According to the validation study, the sensitivity and specificity of the MoCA for detecting MCI were 90% and 87% respectively, compared with 18% and 100% respectively for the MMSE. Subsequent studies in other settings were less promising, though generally superior to the MMSE.

Other studies have tested the MoCA on patients with Alzheimer's disease.

People with hearing loss, which commonly occurs alongside dementia, score worse in the MoCA test, which could lead to a false diagnosis of dementia. Researchers have developed an adapted version of the MoCA test, which is accurate and reliable and avoids the need for people to listen and respond to questions.

===Recommendations===
The National Institutes of Health and the Canadian Stroke Network recommended selected subsets of the MoCA for the detection of vascular cognitive impairment.

==Scoring==
MoCA scores range between 0 and 30. A score of 26 or over is considered to be normal. In a study, people without cognitive impairment scored an average of 27.4; people with MCI scored an average of 22.1; people with Alzheimer's disease scored an average of 16.2.

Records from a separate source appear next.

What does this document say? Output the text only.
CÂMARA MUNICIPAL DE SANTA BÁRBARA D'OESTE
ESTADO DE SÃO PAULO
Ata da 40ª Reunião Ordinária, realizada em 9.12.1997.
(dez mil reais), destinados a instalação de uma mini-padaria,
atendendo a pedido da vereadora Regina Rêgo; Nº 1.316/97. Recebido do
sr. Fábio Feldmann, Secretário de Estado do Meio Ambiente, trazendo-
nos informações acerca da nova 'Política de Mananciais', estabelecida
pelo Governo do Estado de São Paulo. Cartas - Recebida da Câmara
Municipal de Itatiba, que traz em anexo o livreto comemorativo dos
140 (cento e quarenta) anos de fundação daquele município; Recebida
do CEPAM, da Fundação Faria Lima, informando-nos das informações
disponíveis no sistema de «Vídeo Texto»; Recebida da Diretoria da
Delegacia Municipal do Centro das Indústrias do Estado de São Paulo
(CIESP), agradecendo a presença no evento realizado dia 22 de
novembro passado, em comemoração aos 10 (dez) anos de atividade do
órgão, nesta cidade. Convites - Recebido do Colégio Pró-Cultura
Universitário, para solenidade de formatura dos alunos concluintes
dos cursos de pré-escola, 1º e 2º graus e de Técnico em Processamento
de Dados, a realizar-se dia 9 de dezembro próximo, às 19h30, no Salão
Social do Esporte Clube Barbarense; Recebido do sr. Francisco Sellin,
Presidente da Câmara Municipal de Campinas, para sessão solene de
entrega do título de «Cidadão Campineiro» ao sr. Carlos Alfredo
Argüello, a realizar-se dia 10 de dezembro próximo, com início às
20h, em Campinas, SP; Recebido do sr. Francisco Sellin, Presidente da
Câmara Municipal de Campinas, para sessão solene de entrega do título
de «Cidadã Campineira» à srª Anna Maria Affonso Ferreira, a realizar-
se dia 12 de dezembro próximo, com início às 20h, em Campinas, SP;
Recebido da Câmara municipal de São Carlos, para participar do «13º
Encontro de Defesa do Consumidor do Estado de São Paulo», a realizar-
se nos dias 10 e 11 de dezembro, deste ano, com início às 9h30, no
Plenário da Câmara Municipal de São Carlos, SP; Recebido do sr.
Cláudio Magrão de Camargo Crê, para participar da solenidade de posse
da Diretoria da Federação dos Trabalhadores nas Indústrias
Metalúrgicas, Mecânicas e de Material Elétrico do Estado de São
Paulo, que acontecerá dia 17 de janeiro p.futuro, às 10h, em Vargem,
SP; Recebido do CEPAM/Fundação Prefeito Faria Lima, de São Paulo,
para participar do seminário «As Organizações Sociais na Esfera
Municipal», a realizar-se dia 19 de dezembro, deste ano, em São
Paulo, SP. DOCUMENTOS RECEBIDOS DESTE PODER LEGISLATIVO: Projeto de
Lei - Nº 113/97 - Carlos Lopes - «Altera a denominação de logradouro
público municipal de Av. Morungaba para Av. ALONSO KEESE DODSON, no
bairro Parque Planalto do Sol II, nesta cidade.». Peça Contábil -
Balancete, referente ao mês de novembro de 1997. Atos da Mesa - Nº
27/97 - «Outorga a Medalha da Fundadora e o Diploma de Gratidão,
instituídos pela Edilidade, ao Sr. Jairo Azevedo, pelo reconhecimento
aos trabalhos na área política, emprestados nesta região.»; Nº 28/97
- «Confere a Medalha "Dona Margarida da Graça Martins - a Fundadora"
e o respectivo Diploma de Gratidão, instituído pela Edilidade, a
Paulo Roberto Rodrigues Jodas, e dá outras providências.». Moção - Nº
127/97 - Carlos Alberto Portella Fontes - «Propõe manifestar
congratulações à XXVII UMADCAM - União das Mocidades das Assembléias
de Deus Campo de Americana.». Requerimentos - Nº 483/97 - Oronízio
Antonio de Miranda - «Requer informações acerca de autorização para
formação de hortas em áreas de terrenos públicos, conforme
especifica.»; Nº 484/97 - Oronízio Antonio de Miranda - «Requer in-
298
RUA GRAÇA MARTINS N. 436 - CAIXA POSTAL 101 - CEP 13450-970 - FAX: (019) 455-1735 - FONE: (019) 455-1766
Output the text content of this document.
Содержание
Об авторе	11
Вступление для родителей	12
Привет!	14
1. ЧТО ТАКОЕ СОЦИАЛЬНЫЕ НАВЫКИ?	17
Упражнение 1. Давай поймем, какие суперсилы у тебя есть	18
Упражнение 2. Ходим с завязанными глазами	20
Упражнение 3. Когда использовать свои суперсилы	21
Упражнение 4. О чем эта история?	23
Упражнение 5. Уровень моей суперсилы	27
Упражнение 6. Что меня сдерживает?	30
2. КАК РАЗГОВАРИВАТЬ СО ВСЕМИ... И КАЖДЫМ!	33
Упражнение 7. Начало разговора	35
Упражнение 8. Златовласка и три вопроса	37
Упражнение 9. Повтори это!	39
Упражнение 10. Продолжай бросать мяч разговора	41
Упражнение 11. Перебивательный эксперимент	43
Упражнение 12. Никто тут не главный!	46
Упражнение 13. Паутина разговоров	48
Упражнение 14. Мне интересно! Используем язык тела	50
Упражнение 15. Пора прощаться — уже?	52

In a study by Ihle-Hansen et al. (2017), of 3,413 Norwegian participants aged 63–65, of whom 47% had higher education (over 12 years), under 5% of subjects scored 30/30 with a mean MoCA score of 25.3 and 49% scoring below the suggested cut-off of 26 points, leading the authors to suggest that "the cut-off score may have been set too high to distinguish normal cognitive function from MCI".

== Normalization studies ==
In addition to a growing amount of international normative data, the Memory Index Score (MIS), which is included in the most recent test versions, is gaining increasing diagnostic importance. In a Dutch regression-based normative data study, normative values have been published for both the total value of the MoCA and for the included Memory Index Score for a total of seven age cohorts between 18 and 91 years.

==Other applications==
Since the MoCA assesses multiple cognitive domains, it can be a useful cognitive screening tool for several neurological diseases that affect younger populations, such as Parkinson's disease, vascular cognitive impairment, Huntington's disease, brain metastasis, sleep behaviour disorder, primary brain tumors (including high- and low-grade gliomas), multiple sclerosis and other conditions such as traumatic brain injury, cognitive impairment from schizophrenia and heart failure. The test is also used in hospitals to determine whether patients should be allowed to live alone or with a home aide.

== In American politics ==

U.S. President Donald Trump has undergone the MoCA at least twice:
- In January 2018, during his first presidency, by White House Physician Ronny Jackson.
- In April 2025, during his second presidency, by White House Physician Sean Barbabella.

According to Jackson and Barbabella, Trump scored a 30 out of 30 score on both assessments. Trump's repeated use of the phrase "Person, woman, man, camera, TV" while describing the test became an Internet meme and went viral on social media platforms. Trump has been criticized for distorting or misrepresenting the nature of the test, suggesting that it is an IQ test rather than a screen for severe cognitive impairment.

In 2023, presidential candidate Nikki Haley campaigned for the 2024 Republican nomination, partially on a platform plank that would have required all politicians aged 75 or older take the MoCA. This proposal would have required both President Biden and President Trump, but not Haley, take the MoCA.

U.S. President Joe Biden declined to take the MoCA during his presidency, stating that he has "a cognitive test every single day" in performing his presidential duties. This decision earned Biden some criticism, amid concerns about his age and health, including from Jeffrey Kuhlman, who served as White House Physician under President Barack Obama.